Die bekannte Schutzgeräte-Prüfnorm IEC 60255 gliedert sich in Schutzfunktionsnormen mit -100 beginnend und technische Berichte mit -200. Die Teilnorm IEC 60255-187-1 definiert einen Standard für Typprüfungen von Transformator-, Motor- und Generatordifferentialschutzgeräten und ist noch nicht freigegeben. Ziel ist es, verschiedene Gerätetypen vergleichen zu können.

M. Albert, Omicron electronics, präsentierte in seinem Beitrag „IEC 60255-187 – ein neuer Performance-Indikator für den digitalen Differentialschutz“ interessante Basisinformationen und gewährte einen Einblick in die Komplexitiät von Schutzgerätetypenprüfungen:

Um die teilweise hohen Prüfströme bis zu 100 x Sekundärnennstrom erzeugen zu können, ist der Prüfaufwand auch von der gerätetechnischen Seite sehr aufwendig. Im Beispiel steuert ein CMC 356 als Signalgenerator sechs Stück CMS 356 über die Kleinsignalverbindungen an. 
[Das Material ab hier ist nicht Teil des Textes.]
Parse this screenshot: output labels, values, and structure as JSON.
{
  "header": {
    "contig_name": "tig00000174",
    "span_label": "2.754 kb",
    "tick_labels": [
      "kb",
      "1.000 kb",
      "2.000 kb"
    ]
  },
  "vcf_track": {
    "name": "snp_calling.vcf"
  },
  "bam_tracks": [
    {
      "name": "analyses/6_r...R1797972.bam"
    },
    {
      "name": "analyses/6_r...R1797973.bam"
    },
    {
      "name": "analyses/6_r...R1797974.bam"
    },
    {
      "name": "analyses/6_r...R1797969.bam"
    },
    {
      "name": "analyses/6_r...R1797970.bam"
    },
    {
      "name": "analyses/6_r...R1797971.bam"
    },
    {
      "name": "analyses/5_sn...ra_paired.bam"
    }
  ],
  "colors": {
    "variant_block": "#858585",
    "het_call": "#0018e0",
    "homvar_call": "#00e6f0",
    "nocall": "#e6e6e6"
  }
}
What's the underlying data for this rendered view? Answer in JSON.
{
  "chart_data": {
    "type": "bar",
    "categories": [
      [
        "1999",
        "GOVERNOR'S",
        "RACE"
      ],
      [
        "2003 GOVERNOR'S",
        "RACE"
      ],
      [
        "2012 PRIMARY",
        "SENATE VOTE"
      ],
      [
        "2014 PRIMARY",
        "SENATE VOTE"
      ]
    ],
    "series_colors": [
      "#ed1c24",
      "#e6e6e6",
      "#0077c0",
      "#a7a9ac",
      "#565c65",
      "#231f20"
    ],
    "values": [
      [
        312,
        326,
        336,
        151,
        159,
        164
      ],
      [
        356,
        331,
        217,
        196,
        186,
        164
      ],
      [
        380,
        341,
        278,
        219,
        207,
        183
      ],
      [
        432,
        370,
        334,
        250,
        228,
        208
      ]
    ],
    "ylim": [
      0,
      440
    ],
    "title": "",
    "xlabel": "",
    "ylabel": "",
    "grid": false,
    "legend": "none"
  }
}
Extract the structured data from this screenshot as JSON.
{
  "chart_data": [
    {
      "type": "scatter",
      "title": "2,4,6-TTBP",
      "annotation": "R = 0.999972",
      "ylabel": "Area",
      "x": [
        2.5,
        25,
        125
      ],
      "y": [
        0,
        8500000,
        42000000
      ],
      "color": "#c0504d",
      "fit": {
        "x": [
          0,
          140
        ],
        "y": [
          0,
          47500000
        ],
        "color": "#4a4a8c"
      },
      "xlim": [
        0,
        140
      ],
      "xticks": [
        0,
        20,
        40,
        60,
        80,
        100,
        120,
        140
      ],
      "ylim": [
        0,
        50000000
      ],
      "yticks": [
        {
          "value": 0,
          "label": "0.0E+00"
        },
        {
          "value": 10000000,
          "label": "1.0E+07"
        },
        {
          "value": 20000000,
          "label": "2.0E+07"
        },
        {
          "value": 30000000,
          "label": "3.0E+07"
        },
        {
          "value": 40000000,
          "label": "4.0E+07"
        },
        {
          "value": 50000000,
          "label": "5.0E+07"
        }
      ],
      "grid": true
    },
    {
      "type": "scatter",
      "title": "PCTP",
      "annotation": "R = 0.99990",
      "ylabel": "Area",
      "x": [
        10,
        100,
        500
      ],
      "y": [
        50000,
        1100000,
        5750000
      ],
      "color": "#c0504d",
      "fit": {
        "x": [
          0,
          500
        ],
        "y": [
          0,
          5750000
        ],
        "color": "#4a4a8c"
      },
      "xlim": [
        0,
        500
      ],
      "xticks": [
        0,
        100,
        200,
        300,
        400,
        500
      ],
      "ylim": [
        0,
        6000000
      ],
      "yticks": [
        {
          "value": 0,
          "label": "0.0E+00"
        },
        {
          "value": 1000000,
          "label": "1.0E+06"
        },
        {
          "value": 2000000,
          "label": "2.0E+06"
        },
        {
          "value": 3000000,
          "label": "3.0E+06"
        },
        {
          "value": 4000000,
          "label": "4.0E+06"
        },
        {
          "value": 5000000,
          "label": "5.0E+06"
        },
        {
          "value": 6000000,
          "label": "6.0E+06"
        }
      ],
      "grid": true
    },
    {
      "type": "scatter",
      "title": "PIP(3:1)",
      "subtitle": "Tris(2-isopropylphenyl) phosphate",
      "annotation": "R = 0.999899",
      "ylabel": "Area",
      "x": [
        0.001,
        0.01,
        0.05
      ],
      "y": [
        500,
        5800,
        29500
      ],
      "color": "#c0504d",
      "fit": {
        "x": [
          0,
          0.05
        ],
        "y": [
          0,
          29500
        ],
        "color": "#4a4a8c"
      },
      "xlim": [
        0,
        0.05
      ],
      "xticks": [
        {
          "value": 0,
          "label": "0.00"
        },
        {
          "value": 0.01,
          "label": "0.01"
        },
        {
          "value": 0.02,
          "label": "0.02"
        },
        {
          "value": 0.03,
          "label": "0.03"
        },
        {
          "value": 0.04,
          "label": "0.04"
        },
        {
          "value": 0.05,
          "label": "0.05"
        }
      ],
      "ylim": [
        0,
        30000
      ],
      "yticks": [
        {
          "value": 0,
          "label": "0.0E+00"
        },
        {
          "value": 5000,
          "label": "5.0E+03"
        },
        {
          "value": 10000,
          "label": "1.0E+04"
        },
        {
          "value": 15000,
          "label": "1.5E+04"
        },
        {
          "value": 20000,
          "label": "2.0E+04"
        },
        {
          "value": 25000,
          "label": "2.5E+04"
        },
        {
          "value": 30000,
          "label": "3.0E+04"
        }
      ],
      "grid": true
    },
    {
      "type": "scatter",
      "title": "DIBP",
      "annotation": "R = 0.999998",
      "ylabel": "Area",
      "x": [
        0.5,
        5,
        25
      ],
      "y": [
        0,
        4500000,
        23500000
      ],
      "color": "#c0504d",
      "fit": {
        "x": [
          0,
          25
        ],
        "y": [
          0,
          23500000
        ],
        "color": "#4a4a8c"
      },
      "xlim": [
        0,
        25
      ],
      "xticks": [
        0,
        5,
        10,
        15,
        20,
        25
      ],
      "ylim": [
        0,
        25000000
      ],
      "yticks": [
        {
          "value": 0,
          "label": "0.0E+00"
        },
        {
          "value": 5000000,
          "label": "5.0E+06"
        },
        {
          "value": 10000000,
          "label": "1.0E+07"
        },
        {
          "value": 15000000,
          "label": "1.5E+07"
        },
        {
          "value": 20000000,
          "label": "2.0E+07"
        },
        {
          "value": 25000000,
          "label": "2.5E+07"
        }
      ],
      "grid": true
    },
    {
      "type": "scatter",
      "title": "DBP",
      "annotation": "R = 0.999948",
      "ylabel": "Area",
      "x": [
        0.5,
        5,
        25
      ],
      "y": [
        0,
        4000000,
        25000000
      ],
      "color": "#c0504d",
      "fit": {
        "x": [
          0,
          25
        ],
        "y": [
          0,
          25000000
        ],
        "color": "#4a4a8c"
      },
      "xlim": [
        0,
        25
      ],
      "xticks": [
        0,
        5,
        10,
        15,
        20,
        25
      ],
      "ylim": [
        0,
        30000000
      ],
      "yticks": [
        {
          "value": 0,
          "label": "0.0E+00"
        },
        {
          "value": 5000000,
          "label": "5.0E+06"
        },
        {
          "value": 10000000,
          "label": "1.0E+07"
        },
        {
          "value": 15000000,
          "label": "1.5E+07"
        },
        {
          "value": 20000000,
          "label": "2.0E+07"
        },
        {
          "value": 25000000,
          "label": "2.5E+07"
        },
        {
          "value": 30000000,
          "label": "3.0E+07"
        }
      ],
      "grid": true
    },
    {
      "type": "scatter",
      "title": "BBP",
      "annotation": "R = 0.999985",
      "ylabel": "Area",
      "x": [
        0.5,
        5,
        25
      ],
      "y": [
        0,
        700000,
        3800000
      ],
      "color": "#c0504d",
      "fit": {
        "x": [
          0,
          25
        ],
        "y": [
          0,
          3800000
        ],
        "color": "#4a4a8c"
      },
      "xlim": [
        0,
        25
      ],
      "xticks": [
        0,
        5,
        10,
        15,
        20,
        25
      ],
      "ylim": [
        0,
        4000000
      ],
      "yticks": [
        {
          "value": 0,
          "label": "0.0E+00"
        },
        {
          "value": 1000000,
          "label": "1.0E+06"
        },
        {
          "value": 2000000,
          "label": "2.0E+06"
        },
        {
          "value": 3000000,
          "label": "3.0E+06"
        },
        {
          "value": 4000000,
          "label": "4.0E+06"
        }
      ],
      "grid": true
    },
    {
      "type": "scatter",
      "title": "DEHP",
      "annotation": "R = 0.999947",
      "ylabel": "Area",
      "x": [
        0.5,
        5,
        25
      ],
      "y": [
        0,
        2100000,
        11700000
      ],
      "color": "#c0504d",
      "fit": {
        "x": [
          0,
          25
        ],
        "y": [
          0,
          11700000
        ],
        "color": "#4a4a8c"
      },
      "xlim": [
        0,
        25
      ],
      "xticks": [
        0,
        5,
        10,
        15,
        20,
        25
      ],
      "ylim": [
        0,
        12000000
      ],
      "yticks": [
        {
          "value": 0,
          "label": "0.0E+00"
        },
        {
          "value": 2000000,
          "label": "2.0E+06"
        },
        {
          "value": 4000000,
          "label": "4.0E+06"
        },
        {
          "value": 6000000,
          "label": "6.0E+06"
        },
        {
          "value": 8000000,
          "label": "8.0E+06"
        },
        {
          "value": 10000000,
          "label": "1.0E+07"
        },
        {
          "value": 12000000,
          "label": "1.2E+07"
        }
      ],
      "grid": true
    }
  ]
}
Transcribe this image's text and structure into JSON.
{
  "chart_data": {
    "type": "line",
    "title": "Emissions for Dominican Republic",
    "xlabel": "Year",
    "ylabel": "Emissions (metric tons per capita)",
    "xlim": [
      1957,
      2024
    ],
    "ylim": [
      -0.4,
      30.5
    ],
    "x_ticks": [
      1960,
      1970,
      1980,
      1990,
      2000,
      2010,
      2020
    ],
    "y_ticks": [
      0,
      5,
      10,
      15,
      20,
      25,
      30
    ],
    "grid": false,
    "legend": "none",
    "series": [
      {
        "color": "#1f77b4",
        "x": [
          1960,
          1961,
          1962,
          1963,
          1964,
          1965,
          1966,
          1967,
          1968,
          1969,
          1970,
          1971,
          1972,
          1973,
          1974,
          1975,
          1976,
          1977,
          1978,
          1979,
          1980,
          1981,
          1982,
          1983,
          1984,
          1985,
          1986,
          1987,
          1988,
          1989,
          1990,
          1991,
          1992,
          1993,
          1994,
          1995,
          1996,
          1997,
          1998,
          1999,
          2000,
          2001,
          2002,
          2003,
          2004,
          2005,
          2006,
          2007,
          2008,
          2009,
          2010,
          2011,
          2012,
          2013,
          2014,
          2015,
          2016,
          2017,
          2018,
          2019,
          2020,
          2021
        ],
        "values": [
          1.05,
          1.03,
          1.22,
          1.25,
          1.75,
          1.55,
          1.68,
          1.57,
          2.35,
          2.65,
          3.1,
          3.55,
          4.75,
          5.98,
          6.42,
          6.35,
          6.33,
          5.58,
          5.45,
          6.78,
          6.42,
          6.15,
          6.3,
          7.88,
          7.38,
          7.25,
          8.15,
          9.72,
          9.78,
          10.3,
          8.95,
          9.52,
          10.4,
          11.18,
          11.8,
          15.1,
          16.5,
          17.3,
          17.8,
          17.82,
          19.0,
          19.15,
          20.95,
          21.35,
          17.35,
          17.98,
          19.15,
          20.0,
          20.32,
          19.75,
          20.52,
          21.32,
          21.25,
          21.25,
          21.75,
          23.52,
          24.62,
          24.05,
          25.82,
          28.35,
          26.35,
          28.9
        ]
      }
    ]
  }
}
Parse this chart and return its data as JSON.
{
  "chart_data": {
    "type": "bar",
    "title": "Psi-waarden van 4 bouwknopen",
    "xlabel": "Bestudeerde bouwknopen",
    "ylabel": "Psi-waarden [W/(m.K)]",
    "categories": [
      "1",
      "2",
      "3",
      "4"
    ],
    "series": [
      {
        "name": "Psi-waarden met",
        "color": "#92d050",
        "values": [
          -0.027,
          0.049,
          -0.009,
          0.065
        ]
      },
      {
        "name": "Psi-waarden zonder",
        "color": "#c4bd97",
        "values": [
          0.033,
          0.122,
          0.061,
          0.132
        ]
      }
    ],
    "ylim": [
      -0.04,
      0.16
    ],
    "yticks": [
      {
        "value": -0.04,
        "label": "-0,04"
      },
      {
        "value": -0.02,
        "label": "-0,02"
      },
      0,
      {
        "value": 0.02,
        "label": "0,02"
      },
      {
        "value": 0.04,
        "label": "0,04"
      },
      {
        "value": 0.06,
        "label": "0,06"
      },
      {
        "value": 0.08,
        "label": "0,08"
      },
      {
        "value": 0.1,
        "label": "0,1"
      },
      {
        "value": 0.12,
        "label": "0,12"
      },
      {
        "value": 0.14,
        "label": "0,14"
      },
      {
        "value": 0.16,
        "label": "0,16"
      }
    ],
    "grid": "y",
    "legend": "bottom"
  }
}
Abb. 12 Ergebnisse der dynamische Prüfungen – operate time distribution @ fn [9]

Die Prüftiefe ist sehr groß und daher nicht für Inbetriebnahmeprüfungen geeignet. Ein vollständiger IEC60255-187-1 erfordert ca. 150.000 Testschüsse.

Ein Omicron-Spezialtool im Excel-Format hilft, diese großen Mengen an Testergebnissen auszuwerten. Hier können aus den verschiedenen CSV-Exporten der dynamischen Prüfungen automatisiert Auswertegrafiken für eine Bewertung bzw. einen Vergleich von verschiedenen Gerätetypen erstellt werden.   

NETZEFFEKTE 

Dreipolige Ferroresonanzschwingungen 

Typische Entstehung in isolierten Netzen, in dem mind. ein induktiver Spannungswandler vorhanden ist. Gleichzeitig muss das Netz klein sein, d. h. eine verhältnismäßig kleine Gesamtnullkapazität besitzen.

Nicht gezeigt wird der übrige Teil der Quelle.